Verlust und Kosten reduziert, Div allerdings von 0,15 auf 0,01. Ist aber auch vernünfig, spart 130m$. Ein paar Details:
Ensco plc (NYSE: ESV) today reported a loss of $10.64 per diluted share in fourth quarter 2015 compared to a loss of $14.89 per diluted share in fourth quarter 2014. The loss from discontinued operations in fourth quarter 2015 was $0.41 per share compared to a loss of $1.67 per share last year. The loss from continuing operations in fourth quarter 2015 was $10.23 per share compared to a loss of $13.22 per share a year ago.
To improve capital management flexibility in light of the market downturn and less visibility in terms of customer demand, Ensco’s Board of Directors declared a $0.01 cash dividend per Class A ordinary share payable on 18 March 2016, a $0.14 per share reduction from the prior level.
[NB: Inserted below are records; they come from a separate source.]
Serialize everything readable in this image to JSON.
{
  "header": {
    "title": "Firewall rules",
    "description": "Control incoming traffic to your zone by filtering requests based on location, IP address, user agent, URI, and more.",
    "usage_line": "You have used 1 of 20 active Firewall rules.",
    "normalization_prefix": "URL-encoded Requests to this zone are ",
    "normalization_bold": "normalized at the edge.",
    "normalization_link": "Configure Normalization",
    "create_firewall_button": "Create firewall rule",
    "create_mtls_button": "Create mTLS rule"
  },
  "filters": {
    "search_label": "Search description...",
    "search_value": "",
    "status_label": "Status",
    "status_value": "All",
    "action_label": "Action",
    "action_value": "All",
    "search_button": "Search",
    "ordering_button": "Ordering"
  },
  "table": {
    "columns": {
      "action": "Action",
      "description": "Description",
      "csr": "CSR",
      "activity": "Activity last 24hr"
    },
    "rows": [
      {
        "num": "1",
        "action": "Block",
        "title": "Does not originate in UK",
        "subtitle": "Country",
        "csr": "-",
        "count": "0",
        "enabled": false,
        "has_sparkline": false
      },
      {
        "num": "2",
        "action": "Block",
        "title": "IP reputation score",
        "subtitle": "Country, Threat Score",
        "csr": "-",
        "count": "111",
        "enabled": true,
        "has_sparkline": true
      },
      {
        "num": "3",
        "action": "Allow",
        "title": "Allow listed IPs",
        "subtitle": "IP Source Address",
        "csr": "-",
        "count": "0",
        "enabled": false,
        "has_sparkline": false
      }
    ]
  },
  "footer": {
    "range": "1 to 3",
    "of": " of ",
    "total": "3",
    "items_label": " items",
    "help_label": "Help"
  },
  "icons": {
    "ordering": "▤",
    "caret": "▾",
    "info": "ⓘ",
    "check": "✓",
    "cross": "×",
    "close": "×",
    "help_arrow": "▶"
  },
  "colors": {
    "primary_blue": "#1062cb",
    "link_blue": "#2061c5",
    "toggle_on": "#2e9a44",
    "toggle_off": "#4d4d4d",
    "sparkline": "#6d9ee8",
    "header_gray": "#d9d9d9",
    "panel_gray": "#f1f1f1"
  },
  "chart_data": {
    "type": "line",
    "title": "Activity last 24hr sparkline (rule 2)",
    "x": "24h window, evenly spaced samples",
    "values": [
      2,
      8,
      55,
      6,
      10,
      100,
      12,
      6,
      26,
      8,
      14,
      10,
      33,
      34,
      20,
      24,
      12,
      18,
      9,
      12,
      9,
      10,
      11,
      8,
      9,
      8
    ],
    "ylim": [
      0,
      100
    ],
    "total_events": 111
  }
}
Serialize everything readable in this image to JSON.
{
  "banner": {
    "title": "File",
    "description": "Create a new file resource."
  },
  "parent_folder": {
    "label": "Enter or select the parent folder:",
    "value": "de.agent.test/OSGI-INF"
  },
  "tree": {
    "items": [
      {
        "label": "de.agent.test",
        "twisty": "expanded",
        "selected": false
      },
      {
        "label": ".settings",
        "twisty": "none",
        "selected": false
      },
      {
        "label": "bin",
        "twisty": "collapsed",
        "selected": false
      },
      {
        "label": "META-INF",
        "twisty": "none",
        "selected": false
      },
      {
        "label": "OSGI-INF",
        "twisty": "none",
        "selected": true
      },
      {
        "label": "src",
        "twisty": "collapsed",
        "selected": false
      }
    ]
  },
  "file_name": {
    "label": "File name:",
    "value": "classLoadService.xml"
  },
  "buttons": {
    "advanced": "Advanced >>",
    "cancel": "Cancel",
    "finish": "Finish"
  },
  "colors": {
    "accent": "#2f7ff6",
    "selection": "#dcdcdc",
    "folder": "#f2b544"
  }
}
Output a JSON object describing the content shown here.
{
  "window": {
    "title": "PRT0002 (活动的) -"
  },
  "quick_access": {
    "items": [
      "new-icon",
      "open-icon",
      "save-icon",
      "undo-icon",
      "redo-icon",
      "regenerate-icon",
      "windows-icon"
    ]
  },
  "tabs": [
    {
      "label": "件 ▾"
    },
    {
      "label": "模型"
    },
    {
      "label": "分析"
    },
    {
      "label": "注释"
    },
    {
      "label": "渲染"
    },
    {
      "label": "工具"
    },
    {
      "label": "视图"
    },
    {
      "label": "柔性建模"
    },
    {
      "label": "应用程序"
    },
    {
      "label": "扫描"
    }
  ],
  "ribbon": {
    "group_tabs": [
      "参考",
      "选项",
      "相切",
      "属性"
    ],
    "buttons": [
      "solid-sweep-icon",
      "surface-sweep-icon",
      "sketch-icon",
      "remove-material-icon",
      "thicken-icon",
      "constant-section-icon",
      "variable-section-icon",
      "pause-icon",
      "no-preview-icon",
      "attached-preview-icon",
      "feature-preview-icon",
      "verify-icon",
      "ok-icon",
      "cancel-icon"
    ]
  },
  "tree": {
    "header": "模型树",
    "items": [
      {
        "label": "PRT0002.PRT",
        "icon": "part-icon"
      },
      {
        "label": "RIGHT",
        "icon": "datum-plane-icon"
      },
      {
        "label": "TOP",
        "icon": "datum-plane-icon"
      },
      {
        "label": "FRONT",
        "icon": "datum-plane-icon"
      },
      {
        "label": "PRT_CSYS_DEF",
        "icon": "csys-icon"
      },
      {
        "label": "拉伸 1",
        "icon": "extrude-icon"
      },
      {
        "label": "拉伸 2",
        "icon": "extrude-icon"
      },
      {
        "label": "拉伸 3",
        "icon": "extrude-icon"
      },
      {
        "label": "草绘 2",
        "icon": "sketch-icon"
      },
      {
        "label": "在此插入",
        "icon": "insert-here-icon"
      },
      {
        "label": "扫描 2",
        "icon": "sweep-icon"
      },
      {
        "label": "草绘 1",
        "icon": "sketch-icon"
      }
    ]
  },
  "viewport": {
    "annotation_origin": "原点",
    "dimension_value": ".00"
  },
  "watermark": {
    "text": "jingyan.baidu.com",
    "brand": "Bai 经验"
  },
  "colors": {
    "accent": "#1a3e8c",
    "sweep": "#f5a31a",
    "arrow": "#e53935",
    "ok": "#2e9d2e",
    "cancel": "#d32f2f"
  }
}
The ex-dividend date is 3 March 2016 with a record date of 7 March 2016.
“As the downturn in the offshore drilling market continues given further declines in commodity prices — we believe it is prudent to take additional steps to increase liquidity and improve capital management flexibility by reducing our dividend," said Chief Executive Officer and President Carl Trowell. “Reducing the dividend will provide us with $130 million of additional liquidity on an annual basis, bolstering our current liquidity position of more than $3.5 billion, including $1.3 billion of cash and short-term investments and a fully available $2.25 billion revolving credit facility."
Mr. Trowell added, "We are also taking additional steps to restructure our fleet and intend to scrap or permanently retire five more jackups and one more floater not currently held for sale. These six rigs in continuing operations — ENSCO 56, ENSCO 81, ENSCO 82, ENSCO 86, ENSCO 99 and ENSCO DS-1 — are no longer part of Ensco's go-forward fleet. Three floaters and three jackups previously classified as held for sale will also be scrapped. All 12 of these rigs have been cold stacked to significantly reduce expenses. By scrapping rigs, we eliminate costs and contribute to reducing global rig supply.”
Mr. Trowell concluded, “Despite challenging market conditions during 2015, we further improved rig uptime and safety performance with record operational utilization across the fleet and our best-ever safety record. Combined, this strong performance led to top scores for total customer satisfaction in the annual EnergyPoint survey — the sixth consecutive year we have been honored with this distinction. Also during the year, we delivered three new rigs from the shipyard — all of which are contributing to earnings.”